Je n'ai rien fait de la journée et pourtant elle est passée à une vitesse folle.

Est-ce qu'on peut dire que c'est une bonne heure pour noyer ses problèmes au fond d'une bouteille de vodka ?
Ou pour se noyer tout court ?

Je reste figée, comme une idiote, à attendre de voir mes affaires voler par la fenêtre du troisième étage, oscillant entre l'envie d'aller récupérer le peu auquel je tiens encore et l'idée tentatrice d'aller me bourrer la gueule sur l'un des bancs du parc central. Idée que je refoule aussitôt, la dernière fois je me suis réveillée sans mon portefeuille.

Et le voleur a dû être aussi déçu que moi.

Ma cigarette terminée, le filtre encore fumant me brûle les doigts et je laisse retomber le mégot sur une bouche d'égout en le fixant d'un œil mauvais. Comme si c'était lui, le responsable de toute cette galère.

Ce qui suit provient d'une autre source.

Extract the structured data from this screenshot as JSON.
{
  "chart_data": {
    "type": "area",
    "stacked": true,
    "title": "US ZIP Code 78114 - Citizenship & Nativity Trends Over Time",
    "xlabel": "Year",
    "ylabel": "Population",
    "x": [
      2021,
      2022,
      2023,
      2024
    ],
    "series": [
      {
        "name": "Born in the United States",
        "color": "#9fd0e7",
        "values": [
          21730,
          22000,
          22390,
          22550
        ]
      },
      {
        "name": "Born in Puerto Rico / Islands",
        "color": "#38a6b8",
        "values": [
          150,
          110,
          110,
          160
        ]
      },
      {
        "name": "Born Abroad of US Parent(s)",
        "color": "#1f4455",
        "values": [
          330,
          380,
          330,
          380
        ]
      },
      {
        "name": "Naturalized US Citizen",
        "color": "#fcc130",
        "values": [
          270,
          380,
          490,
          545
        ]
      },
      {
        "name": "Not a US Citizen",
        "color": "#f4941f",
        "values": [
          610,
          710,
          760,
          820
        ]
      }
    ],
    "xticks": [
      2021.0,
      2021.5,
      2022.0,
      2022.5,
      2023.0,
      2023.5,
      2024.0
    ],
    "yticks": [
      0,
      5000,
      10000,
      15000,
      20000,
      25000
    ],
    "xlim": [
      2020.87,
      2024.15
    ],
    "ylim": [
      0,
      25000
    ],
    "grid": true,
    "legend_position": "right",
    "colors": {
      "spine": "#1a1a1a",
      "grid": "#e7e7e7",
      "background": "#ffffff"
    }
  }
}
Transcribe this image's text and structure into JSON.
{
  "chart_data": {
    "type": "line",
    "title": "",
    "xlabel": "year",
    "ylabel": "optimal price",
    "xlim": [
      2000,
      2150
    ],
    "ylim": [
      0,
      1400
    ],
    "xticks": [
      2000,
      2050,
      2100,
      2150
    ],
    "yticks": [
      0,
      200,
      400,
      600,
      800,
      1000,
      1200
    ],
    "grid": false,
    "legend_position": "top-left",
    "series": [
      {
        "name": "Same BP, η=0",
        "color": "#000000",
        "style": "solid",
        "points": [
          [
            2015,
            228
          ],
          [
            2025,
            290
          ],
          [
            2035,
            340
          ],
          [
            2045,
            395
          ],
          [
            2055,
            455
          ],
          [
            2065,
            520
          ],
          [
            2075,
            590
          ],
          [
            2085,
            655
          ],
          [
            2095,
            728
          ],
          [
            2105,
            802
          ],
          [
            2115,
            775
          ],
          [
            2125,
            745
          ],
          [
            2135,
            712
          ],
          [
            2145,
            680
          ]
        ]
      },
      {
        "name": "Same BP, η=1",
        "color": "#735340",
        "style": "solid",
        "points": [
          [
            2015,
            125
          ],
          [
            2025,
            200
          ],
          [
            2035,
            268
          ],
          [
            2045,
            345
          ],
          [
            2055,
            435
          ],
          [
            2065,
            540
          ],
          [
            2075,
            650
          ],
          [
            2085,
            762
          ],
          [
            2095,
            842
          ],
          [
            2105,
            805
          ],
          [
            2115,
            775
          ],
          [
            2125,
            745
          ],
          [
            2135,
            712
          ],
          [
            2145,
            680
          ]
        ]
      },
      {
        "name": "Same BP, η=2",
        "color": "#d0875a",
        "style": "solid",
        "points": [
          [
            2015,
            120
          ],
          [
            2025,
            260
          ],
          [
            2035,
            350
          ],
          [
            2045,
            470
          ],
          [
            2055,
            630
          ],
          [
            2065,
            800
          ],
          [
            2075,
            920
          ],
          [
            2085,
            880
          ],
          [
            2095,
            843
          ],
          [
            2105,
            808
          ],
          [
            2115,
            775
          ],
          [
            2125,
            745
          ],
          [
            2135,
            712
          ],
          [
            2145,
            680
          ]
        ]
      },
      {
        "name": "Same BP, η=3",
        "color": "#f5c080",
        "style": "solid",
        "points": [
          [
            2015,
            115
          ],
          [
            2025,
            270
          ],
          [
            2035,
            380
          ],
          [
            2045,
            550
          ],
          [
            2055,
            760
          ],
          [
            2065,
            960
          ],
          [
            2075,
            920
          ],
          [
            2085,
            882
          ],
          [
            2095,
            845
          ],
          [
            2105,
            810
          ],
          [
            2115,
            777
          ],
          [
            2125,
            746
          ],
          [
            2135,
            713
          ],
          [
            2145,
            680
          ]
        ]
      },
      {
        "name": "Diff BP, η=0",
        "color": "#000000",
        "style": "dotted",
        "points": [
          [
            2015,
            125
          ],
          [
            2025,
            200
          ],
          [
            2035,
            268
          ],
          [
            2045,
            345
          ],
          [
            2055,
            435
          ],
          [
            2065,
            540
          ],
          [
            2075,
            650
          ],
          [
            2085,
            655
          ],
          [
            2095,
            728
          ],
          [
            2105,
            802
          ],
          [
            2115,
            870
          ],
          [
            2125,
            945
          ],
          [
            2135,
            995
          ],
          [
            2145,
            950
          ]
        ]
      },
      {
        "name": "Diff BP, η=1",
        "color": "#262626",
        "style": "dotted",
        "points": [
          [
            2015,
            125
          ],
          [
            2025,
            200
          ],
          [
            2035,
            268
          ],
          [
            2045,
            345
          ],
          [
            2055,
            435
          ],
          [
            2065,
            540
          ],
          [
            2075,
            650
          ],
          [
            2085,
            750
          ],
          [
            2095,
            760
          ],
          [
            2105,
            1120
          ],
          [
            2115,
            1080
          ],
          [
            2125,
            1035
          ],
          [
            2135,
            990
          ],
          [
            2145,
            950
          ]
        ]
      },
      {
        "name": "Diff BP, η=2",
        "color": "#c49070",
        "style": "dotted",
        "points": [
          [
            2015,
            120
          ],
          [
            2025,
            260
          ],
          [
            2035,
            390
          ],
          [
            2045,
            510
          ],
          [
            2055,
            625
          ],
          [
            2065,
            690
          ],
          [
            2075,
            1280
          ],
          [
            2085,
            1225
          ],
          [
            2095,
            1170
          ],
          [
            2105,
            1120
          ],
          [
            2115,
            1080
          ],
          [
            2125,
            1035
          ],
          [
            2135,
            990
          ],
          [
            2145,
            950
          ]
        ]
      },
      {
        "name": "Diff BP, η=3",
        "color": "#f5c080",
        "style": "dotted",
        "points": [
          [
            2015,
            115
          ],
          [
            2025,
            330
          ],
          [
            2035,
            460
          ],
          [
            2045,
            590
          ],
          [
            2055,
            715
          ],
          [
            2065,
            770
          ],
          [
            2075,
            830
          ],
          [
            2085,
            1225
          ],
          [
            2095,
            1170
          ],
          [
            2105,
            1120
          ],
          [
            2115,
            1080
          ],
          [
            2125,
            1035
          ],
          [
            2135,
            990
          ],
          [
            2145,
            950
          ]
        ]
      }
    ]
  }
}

J'ai une pensée pour mon téléphone cassé, fourré en boule dans ma chambre. Une pensée pour tous ces messages sur mon répondeur surchargé que je n'ai plus la force d'écouter.

Les factures en retard.
« Votre facture s'élève actuellement à... »

Les huissiers.
« Mlle. Jones, je me permets de vous joindre suite à notre dernière relance d'impayés. Je me vois dans l'obligation de vous signaler que, sauf paiement de votre part.... »

L'université.
« Nous aimerions nous entretenir avec vous au sujet de vos nombreuses absences ainsi que la bourse qui vous été accordée à la rentrée dernière au sein de notre établissement. Vous n'êtes pas sans savoir qu'une telle somme s'accompagne de conditions, lesquelles n'ont d'ailleurs pas été respectées... »

La maison de repos...

Le seul message que j'aurais aimé entendre, là tout de suite, n'existe plus et il n'existera sans doute plus jamais. Parce qu'au milieu de cette horrible journée sans fin, un simple Joyeux Anniversaire Davina, m'aurait fait plaisir.

« Ma chérie, c'est papa. Je t'appelle juste pour te souhaiter un joyeux anniversaire. J'aurais bien voulu te le souhaiter ce matin mais tu étais déjà partie. Je sais que tu m'en veux d'avoir encore travailler tard toute la semaine... Pour me faire pardonner, c'est moi qui viens te chercher à l'école ce soir. J'ai réussi à me libérer et je me suis dis qu'on pourrait se faire un petit resto' sympa tous les deux, tu sais, celui que tu aimes bien. Oh, je dois filer... Oui, oui, j'arrive ! Je dois te laisser, à ce soir. Encore joyeux anniversaire, je t'aime ma puce. »

Il y a tant de fois où j'aurais souhaité savoir ce qu'il allait se passer. J'aurais voulu qu'on me parle de l'effet papillon, qu'on me dise que mes choix, aussi insignifiants soient-ils, ont tous des conséquences.

J'aurais voulu qu'on me dise que la vie prend plus qu'elle ne donne et que les erreurs ne sont pas toujours permises.
À cette époque où j'avais tout, j'aurais aimé savoir qu'un jour il n'y aurait plus que des regrets sur mon petit bout de chemin.